NEW YORK (TheStreet) -- Acxiom Corporation (Nasdaq:ACXM) has been upgraded by TheStreet Ratings from hold to buy. The company's strengths can be seen in multiple areas, such as its revenue growth, largely solid financial position with reasonable debt levels by most measures, impressive record of earnings per share growth, compelling growth in net income and good cash flow from operations. We feel these strengths outweigh the fact that the company has had lackluster performance in the stock itself. Highlights from the ratings report include:
- ACXM's revenue growth has slightly outpaced the industry average of 2.5%. Since the same quarter one year prior, revenues slightly increased by 0.0%. Growth in the company's revenue appears to have helped boost the earnings per share.
- The current debt-to-equity ratio, 0.45, is low and is below the industry average, implying that there has been successful management of debt levels. To add to this, ACXM has a quick ratio of 1.50, which demonstrates the ability of the company to cover short-term liquidity needs.
- ACXIOM CORP reported significant earnings per share improvement in the most recent quarter compared to the same quarter a year ago. The company has demonstrated a pattern of positive earnings per share growth over the past year. We feel that this trend should continue. During the past fiscal year, ACXIOM CORP turned its bottom line around by earning $0.53 versus -$0.33 in the prior year. This year, the market expects an improvement in earnings ($0.63 versus $0.53).
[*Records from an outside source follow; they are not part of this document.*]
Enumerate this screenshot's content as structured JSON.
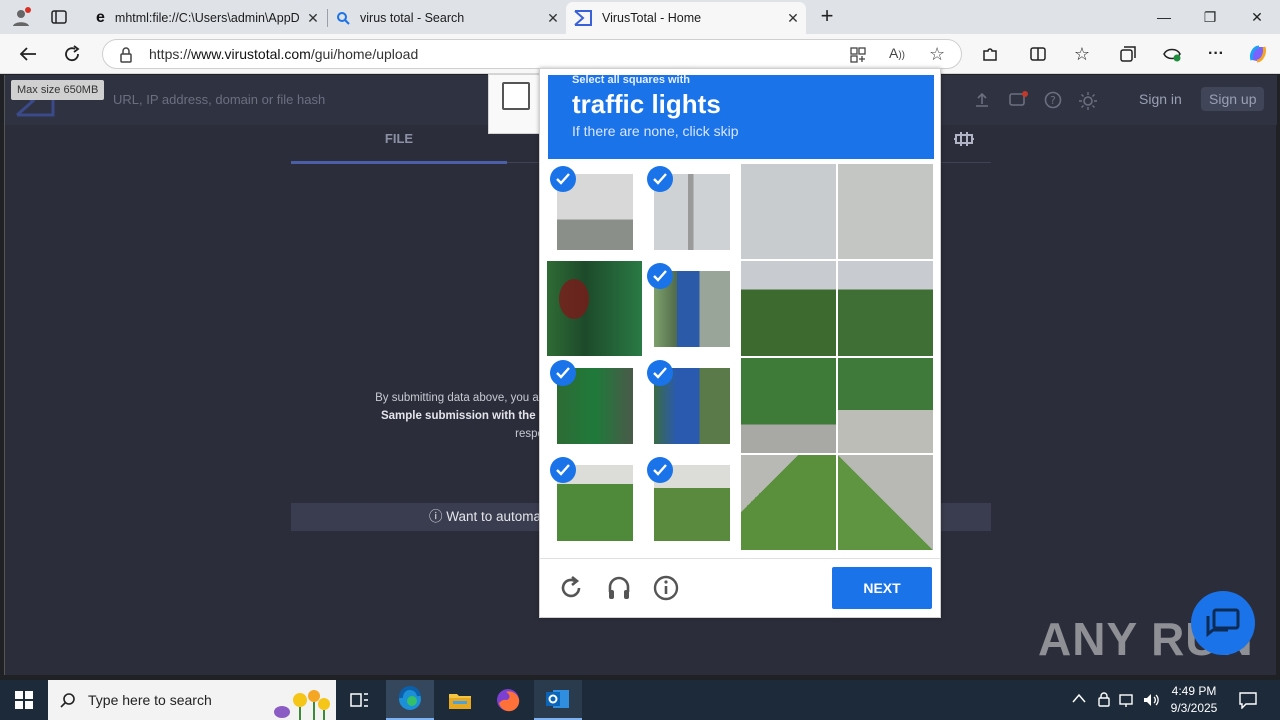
{
  "browser": {
    "tabs": [
      {
        "title": "mhtml:file://C:\\Users\\admin\\AppD",
        "icon": "ie-icon"
      },
      {
        "title": "virus total - Search",
        "icon": "search-icon"
      },
      {
        "title": "VirusTotal - Home",
        "icon": "virustotal-icon",
        "active": true
      }
    ],
    "url_prefix": "https://",
    "url_host": "www.virustotal.com",
    "url_path": "/gui/home/upload"
  },
  "page": {
    "tooltip": "Max size 650MB",
    "search_placeholder": "URL, IP address, domain or file hash",
    "sign_in": "Sign in",
    "sign_up": "Sign up",
    "file_tab": "FILE",
    "notice_line1": "By submitting data above, you are ag",
    "notice_line2": "Sample submission with the secu",
    "notice_line3": "responsib",
    "automate": "Want to automa"
  },
  "captcha": {
    "small": "Select all squares with",
    "title": "traffic lights",
    "subtitle": "If there are none, click skip",
    "next": "NEXT",
    "selected_tiles": [
      0,
      1,
      3,
      4,
      5,
      6,
      7
    ]
  },
  "taskbar": {
    "search_placeholder": "Type here to search",
    "time": "4:49 PM",
    "date": "9/3/2025"
  },
  "watermark": "ANY RUN",
  "colors": {
    "accent": "#1a73e8",
    "page_bg": "#2b2d3a"
  }
}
- The net income growth from the same quarter one year ago has significantly exceeded that of the S&P 500 and the IT Services industry. The net income increased by 168.7% when compared to the same quarter one year prior, rising from -$67.06 million to $46.07 million.
- Net operating cash flow has increased to $56.44 million or 34.27% when compared to the same quarter last year. The firm also exceeded the industry average cash flow growth rate of 11.44%.